As the country gears up to honour more than 100 Jamaicans on National Heroes Day, one individual slated for an award has recalled his surprise at the Independence Day revelation that he would be recognised for his bravery under life and death circumstances last year.

Dwight Moore, gas station owner and operator, is one of the recipients of this year’s Badge of Honour for
Gallantry, for his bravery and heroism in saving the life of a policeman who was under attack on August 19, 2020.

Our Today spoke with the small business owner last week as he went about a regular day, unchanged by his status as a national honouree.

Moore shared that, unfortunately, in the course of operating a gas station in the Cross Roads area, coming face to face with criminal activity is a common occurrence. Business owners and operators, especially, are more susceptible than most to this type of activity.

“The good, the bad and the ugly traverse the gas station,” Moore shared.

Dwight Moore

On the day in question, he recalled that two customers were conversing when they were approached by a gunman.

The two customers happened to be policemen dressed in casual attire and acting in their private capacities.

The encounter escalated into a chase between the gunman and one of the policemen.

Seeing the ordeal, and with his experience as a member of the Jamaica Rifle Association for more than 20 years, Moore did not hesitate to intervene, taking control of the gunman’s firearm and saving the policeman’s life.

After this unpleasant experience, Moore did not anticipate receiving an award for his action as it wasn’t the first time he had got involved in looking out for his fellow man.

“I have been involved in a number of situations to rescue persons, so it was not unusual to me,” said the newly commissioned justice of the peace whose parents have also been recipients of National Honours.

So, surprised by the award, Moore acknowledged it was something he would cherish.

“This puts me in a special category of persons who the government sees as worthy to get an award,” he told Our Today.

“This makes me feel very valued and appreciated.”

Dwight Moore

Individuals in various strata of the society have also reached out to commend him on seeing his name among the list of awardees that was published on August 6.

“This makes me feel very valued and appreciated,” he said.

It is a sentiment that is sure to be shared by the other 142 recipients of national honours and awards, especially the other individual who has been acknowledged for a singular act of bravery.

That person is Kyme Matthew Duncan, who has been recognised with the Badge of Honour for Gallantry for his bravery in rescuing his elderly and physically impaired neighbour from a burning building on March 6 this year.

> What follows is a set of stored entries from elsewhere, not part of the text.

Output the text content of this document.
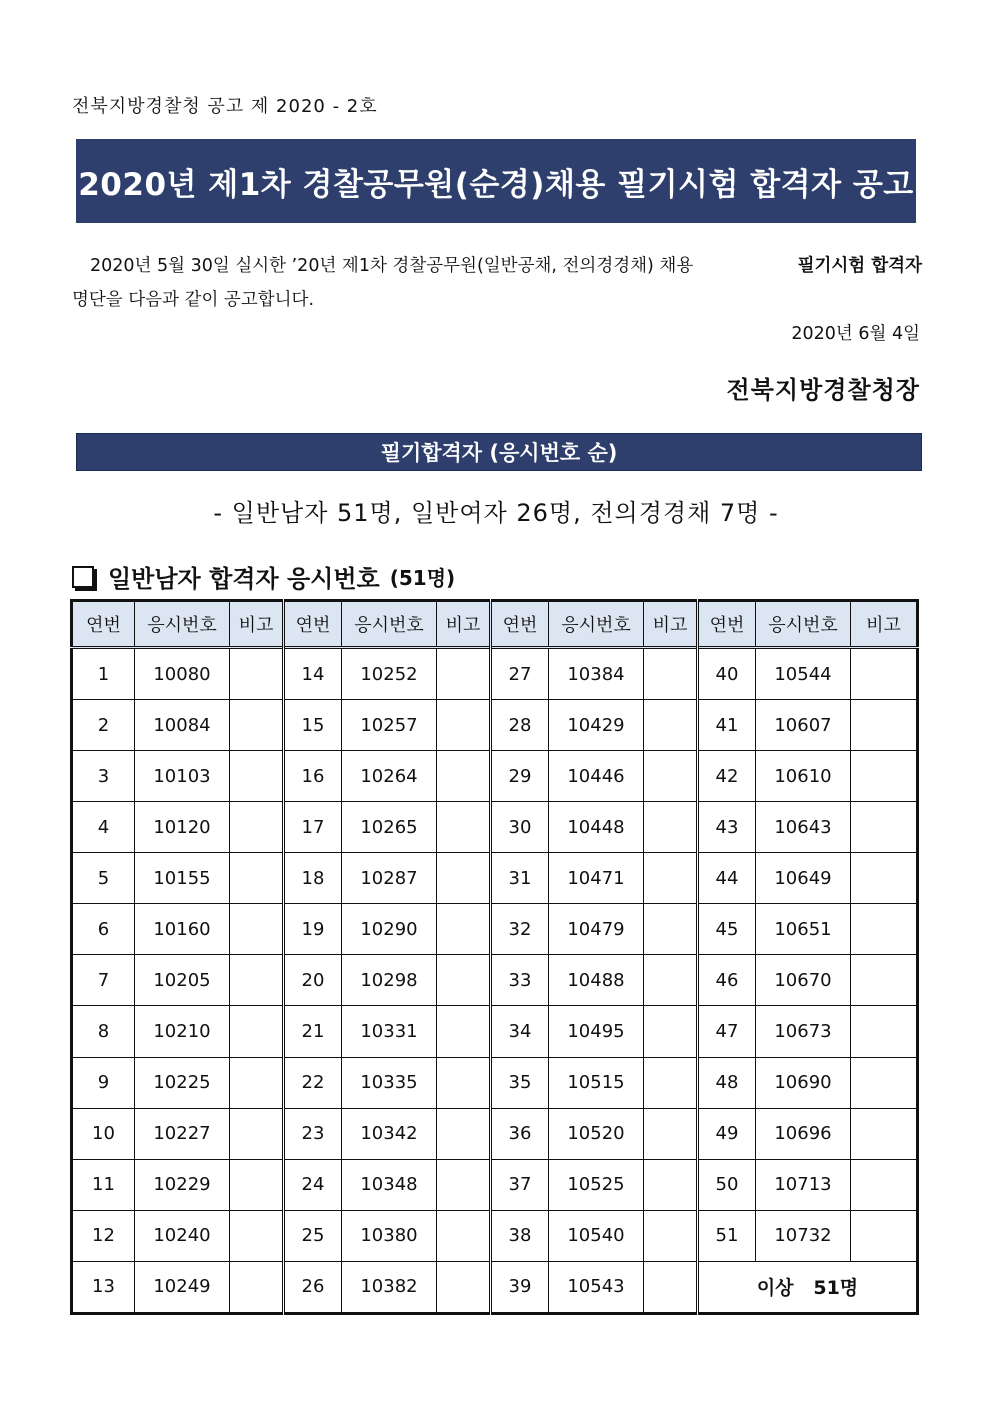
전북지방경찰청 공고 제 2020 - 2호
2020년 제1차 경찰공무원(순경)채용 필기시험 합격자 공고
2020년 5월 30일 실시한 ’20년 제1차 경찰공무원(일반공채, 전의경경채) 채용	필기시험 합격자
명단을 다음과 같이 공고합니다.
2020년 6월 4일
전북지방경찰청장
필기합격자 (응시번호 순)
- 일반남자 51명, 일반여자 26명, 전의경경채 7명 -
일반남자 합격자 응시번호 (51명)
연번	응시번호	비고	연번	응시번호	비고	연번	응시번호	비고	연번	응시번호	비고
1	10080		14	10252		27	10384		40	10544	
2	10084		15	10257		28	10429		41	10607	
3	10103		16	10264		29	10446		42	10610	
4	10120		17	10265		30	10448		43	10643	
5	10155		18	10287		31	10471		44	10649	
6	10160		19	10290		32	10479		45	10651	
7	10205		20	10298		33	10488		46	10670	
8	10210		21	10331		34	10495		47	10673	
9	10225		22	10335		35	10515		48	10690	
10	10227		23	10342		36	10520		49	10696	
11	10229		24	10348		37	10525		50	10713	
12	10240		25	10380		38	10540		51	10732	
13	10249		26	10382		39	10543		이상   51명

The 59th annual National Honours and Awards Ceremony is set to take place tomorrow, starting at 9 am.

Topping the list of recipients is Professor Donald Harris, the father of United States Vice President Kamala Harris, who has been recognised with membership in the Order of Merit for his contribution to national development.

Long before being known as the vice president’s father, Harris carved out a career as a respected economist and is professor emeritus at Stanford University. He has served Jamaica at various times as an economic policy consultant to the Government and as economic adviser to successive prime ministers.